Figure 5. circRELL1 (hsa_circ_0001400) restricts HSV-1 lytic infection.

A-F) circRELL1 was depleted in MRC-5 cells using siRNAs for 48 hours and subsequently infected with HSV-1 strain KOS at MOI of 0.1 or 10 PFU/cell. Data is relative to a paired Non-Targeting Control siRNA (NTC). G-H) MRC-5 cells were infected with a lentivirus expressing circRELL1 for 48 hours and subsequently infected with HSV-1 strain KOS at MOI of 10 for 12 hours. Data is relative to a control lentivirus expressing circGFP. A, D, G) RNA was collected from the cell fraction and reverse transcribed. qPCR data is plotted as relative expression (ddCt) using 18S rRNA as the reference gene. B, E) DNA was isolated from the cell fraction and assessed by qPCR for viral and host genome copies. C, F, H) Supernatant was collected at 12 hpi and assessed by plaque assay. Data points are biological replicates, column bars are the average, and error bars are standard deviation.

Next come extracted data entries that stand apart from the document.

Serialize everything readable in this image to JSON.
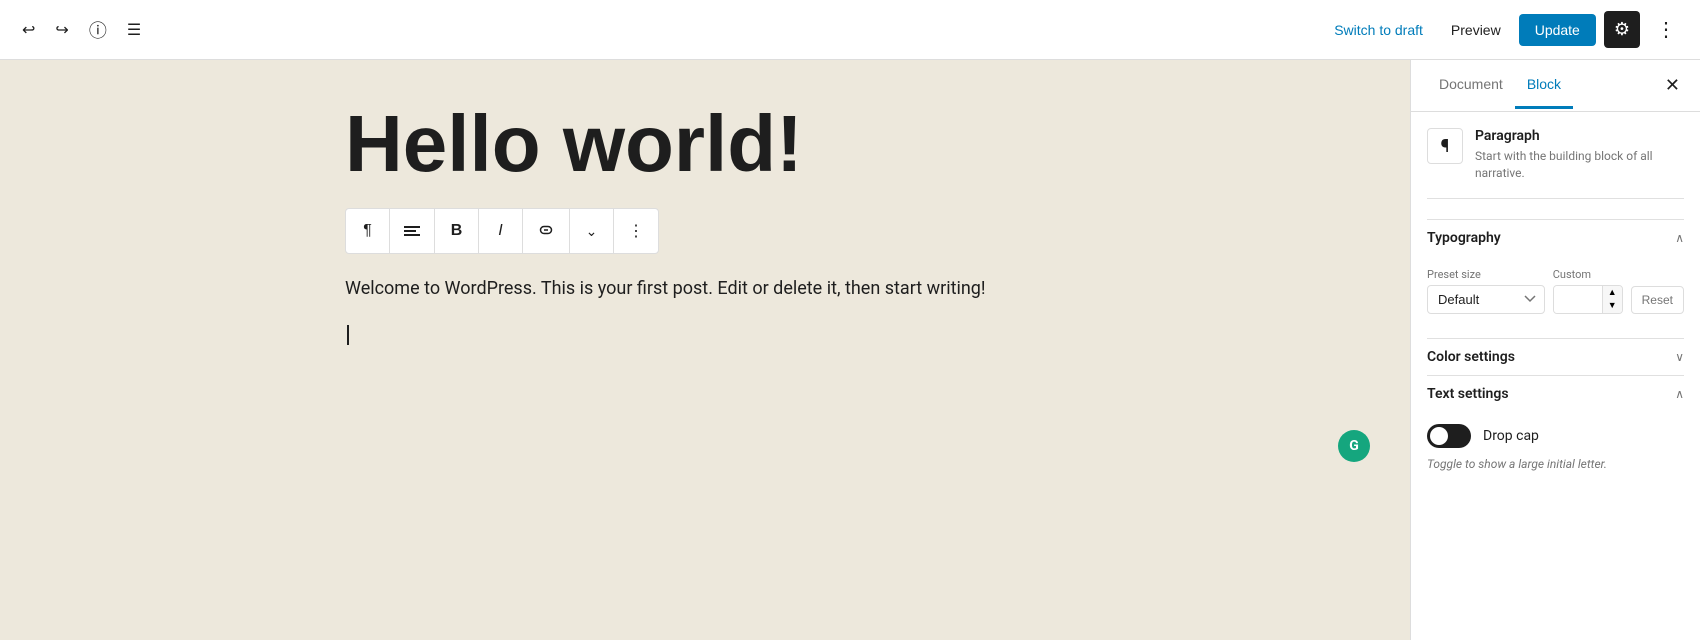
{
  "topbar": {
    "switch_to_draft": "Switch to draft",
    "preview": "Preview",
    "update": "Update"
  },
  "sidebar": {
    "doc_tab": "Document",
    "block_tab": "Block",
    "block_type": {
      "name": "Paragraph",
      "description": "Start with the building block of all narrative."
    },
    "typography": {
      "label": "Typography",
      "preset_label": "Preset size",
      "custom_label": "Custom",
      "preset_default": "Default",
      "reset_label": "Reset"
    },
    "color_settings": {
      "label": "Color settings"
    },
    "text_settings": {
      "label": "Text settings",
      "drop_cap_label": "Drop cap",
      "drop_cap_hint": "Toggle to show a large initial letter."
    }
  },
  "editor": {
    "title": "Hello world!",
    "body": "Welcome to WordPress. This is your first post. Edit or delete it, then start writing!"
  },
  "icons": {
    "undo": "↩",
    "redo": "↪",
    "info": "ⓘ",
    "list_view": "≡",
    "settings": "⚙",
    "more": "⋮",
    "close": "✕",
    "paragraph": "¶",
    "align_left": "≡",
    "bold": "B",
    "italic": "I",
    "link": "🔗",
    "more_options": "⋮",
    "chevron_up": "∧",
    "chevron_down": "∨",
    "grammarly": "G"
  }
}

Paired two-tailed t-tests were performed and any p-value <0.1 are shown.

DISCUSSION

CircRNAs are gaining traction as important factors at the virus-host interface. CircRNAs have an interesting combination of physical features: versatility to interact with DNA, RNA, and proteins simultaneously, longer half-lives than colinear mRNAs, and secretion to extracellular spaces. Some of these features are shared by other molecules like lncRNAs or microRNAs, but circRNAs uniquely possess all those flexible and multi-faceted characteristics. In this study, we probed the role of circRNAs during herpesvirus infection. We performed comparative circRNA expression profiling and identified four host circRNAs commonly upregulated by all subfamilies of human herpesviruses (Fig. 1). Whether there are universal functions of these commonly regulated circRNAs is not clear but over-representation analysis of colinear transcripts showed their enrichment in cell division/senescence pathways and lysine degradation (Sup. Fig. 1-4). In silico circRNA-miRNA-mRNA interaction networks predict circEPHB4, circVAPA, circPTK2, and circKMT2C may regulate cellular immunity via repression of miRNA mediated decay of mRNAs involved in antigen presentation (Sup Fig. 1–5). We identified a subset of circRNAs induced by herpesvirus infection and interferon stimulation (Fig. 4). Since circRNAs and mRNAs expressed from the same loci can have distinct targets and functions, they can be thought of as polycistronic genes. We propose a two-pronged model in which interferon-stimulated genes may encode both mRNA and circRNA with immune-regulatory activity (Fig. 6). This is critical in cases of host shutoff, such as alpha- and gamma-herpesvirus infection, where the mRNA product is degraded but circRNA escapes.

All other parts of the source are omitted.